Let your community grow alongside you: Ship unfinished apps.
[editors note: This was a guest post written by: King Sidharth. King Sidharth is a young entrepreneur and designer. He works at Besperk while helping startups any way he can find. You can read more of his stuff at 64 Notes or say hi: king@kingsidharth.com]
Do you remember Google Wave? It was a social app that shipped in (nearly) complete form. It had all sorts of bells and whistles. It also was very confusing and much of the UI focused on solving problems that real life users weren’t experiencing. After a year or so Google canned the project for lack of user adoption.

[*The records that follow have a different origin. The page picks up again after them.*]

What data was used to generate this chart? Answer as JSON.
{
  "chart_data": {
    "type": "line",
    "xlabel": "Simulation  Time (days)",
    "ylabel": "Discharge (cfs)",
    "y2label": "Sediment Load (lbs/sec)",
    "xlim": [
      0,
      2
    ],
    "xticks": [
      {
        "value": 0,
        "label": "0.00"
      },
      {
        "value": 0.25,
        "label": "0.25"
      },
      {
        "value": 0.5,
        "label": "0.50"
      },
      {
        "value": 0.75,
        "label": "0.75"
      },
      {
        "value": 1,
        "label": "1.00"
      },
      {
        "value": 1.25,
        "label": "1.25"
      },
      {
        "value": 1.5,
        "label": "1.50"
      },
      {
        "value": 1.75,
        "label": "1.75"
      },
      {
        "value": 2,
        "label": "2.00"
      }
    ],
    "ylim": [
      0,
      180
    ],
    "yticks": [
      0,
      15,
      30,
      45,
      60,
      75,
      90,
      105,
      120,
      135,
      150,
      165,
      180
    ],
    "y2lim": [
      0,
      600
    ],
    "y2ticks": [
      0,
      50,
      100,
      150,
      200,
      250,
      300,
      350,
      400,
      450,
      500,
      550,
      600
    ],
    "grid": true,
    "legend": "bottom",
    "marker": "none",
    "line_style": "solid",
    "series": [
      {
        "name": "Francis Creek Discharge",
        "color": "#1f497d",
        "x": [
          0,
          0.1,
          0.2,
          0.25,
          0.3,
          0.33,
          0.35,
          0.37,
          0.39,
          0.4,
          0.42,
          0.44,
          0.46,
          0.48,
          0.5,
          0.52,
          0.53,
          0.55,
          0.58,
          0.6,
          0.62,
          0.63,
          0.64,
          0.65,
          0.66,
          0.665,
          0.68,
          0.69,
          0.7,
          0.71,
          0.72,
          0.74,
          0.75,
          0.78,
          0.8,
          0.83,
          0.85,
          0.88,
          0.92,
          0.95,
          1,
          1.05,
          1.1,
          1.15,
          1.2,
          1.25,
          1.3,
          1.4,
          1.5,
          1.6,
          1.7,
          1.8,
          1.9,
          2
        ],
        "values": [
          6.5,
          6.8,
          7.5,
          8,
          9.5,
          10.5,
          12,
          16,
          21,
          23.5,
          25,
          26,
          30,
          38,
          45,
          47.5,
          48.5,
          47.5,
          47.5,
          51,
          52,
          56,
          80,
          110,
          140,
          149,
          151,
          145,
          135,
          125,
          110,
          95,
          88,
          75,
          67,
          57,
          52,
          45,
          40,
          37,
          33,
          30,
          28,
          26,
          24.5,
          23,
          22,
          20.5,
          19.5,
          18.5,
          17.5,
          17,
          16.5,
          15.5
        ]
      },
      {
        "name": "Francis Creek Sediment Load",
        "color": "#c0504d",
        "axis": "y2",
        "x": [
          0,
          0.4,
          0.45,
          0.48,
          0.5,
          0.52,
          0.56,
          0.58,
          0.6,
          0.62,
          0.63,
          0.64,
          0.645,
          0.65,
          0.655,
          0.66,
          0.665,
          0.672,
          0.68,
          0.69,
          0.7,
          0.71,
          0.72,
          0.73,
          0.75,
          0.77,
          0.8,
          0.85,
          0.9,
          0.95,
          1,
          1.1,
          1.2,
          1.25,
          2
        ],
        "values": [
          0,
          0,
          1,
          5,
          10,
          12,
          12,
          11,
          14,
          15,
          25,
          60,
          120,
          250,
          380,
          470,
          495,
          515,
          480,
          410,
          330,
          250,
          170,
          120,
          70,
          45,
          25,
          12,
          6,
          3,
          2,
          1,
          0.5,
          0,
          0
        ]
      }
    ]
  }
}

Contrast that with Gmail. Gmail started as a barebones application that slowly grew with the communities needs. Take, for example, Priority Inbox. Priority Inbox came from users complaining that they were overwhelmed with emails. Features that grow organically from user requests make much more sense then features added because of a board meeting.
Another example of an application that grew with the community is Twitter. When Twitter first launched it was extremely simplistic. Users complained that there wasn’t a way to reply to users, so they started to use the “@” symbol to signify a response to a specific person. Twitter then adopted this practice for their official clients and made it a feature.
It’s not about adding every feature users ask for, it’s about solving problems, creating a better experience, and improving the little things. This is why the concept of MVP works so well. MVP allows you to ship the bare minimum and find out where the users pain points are located.
You cannot build a social startup in the dark corners of your room.
You need to ship it- raw, unfinished, and let your users have a taste. Then key in on finding their problems and fix them quickly.
Sitting in a dark room developing your social startup alone (or worse – having someone else work on every aspect of it while you’re the idea guy) makes it so easy to say, “add this – they might need it.” Doing that will keep you a step removed from your actual users.
Startups, like poetry, are never finished. They are always being abandoned or always growing.